Fastest System Possible

Evan Klitzke eklitzke.lists at gmail.com
Tue Feb 6 00:48:36 UTC 2007


On Mon, 2007-02-05 at 12:12 -0800, Bill Watson wrote:
> The applications run a distributor wall to wall. The application
> language is UniBasic by Dynamic Concepts, but that is probably
> meaningless to most/all. The application *used* to be diskbound, but
> with more memory than data in recent machines, I am not sure if that
> will still be an issue.
>  
> Any hints to cause 4.0 to leave all the disk in memory? Is this a good
> idea?

This is sort of a hack, but Linux allows you to create and mount
ramdisks. These are regions of memory that you allocate and tell the
kernel to treat like a disk device.

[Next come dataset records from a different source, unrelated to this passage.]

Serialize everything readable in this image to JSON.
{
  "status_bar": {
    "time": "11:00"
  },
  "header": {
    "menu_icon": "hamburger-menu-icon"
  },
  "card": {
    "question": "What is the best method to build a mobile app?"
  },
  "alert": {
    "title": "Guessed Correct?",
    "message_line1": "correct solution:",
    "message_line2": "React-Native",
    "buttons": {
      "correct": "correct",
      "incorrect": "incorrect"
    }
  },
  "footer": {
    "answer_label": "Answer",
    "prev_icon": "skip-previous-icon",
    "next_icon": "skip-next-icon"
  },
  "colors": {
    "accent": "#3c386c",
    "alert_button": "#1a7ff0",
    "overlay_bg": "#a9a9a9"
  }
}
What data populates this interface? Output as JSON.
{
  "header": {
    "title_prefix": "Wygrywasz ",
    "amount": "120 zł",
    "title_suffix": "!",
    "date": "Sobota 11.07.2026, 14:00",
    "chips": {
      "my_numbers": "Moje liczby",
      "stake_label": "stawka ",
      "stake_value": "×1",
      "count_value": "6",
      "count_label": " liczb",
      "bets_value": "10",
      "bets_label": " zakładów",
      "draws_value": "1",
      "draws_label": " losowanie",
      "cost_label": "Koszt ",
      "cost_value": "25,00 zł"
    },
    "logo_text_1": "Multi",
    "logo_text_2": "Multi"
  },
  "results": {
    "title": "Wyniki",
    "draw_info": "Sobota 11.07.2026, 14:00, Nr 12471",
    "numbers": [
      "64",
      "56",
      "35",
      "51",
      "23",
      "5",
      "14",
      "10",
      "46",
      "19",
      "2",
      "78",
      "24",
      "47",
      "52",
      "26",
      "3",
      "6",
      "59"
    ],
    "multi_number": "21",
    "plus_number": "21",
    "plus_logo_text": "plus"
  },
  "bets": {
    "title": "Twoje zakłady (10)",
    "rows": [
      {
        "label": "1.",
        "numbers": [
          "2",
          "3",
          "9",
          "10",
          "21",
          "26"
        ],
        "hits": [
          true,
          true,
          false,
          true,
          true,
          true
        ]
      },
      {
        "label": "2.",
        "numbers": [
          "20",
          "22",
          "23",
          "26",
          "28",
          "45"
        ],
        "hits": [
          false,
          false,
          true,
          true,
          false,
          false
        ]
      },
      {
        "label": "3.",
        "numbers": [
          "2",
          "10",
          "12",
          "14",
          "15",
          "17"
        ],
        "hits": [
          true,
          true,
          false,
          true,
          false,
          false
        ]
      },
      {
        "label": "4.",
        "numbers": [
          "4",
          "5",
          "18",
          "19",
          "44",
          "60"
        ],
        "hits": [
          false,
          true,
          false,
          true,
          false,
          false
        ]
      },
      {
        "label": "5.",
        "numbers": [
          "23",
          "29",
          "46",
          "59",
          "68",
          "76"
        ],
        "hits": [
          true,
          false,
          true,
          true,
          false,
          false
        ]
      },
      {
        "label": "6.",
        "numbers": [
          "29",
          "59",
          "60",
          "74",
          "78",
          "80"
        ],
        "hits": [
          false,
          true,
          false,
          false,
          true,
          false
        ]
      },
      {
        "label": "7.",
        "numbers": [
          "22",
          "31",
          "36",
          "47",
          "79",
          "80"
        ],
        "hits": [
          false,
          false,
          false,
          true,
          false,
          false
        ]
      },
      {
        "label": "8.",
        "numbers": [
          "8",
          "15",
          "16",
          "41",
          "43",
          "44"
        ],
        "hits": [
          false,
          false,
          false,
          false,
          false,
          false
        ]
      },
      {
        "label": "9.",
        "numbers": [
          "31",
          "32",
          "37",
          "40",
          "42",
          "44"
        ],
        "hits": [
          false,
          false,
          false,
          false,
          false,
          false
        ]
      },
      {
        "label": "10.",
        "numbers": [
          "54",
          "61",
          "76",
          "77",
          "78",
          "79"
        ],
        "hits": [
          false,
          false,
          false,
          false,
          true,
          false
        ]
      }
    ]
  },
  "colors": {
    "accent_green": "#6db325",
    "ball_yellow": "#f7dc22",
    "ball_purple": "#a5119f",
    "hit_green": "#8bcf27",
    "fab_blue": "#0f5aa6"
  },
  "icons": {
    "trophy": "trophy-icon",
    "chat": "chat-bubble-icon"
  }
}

So if you _really_ want things on
disk in memory, you can create a ramdisk, copy the files to the ramdisk,
and then tell the application that the data is located at wherever you
mounted the ramdisk.

I need to emphasize that this is really a hack. If you need to be able
to write data, then you will definitely need some mechanism that
synchronizes writes to the ramdisk with the contents on disk --
otherwise when the server loses power unexpectedly, all of the data that
was "written" will be lost. On the other hand, if you have some
read-only data this is probably a fine solution.

If the Basic system makes use of the mmap() call, this kind of thing may
actually be happening behind the scenes already, with the kernel
buffering disk reads and writes in memory. I think that the kernel is
capable of buffering some other kinds of kids reads and writes in memory
as well, so this may not even be an issue.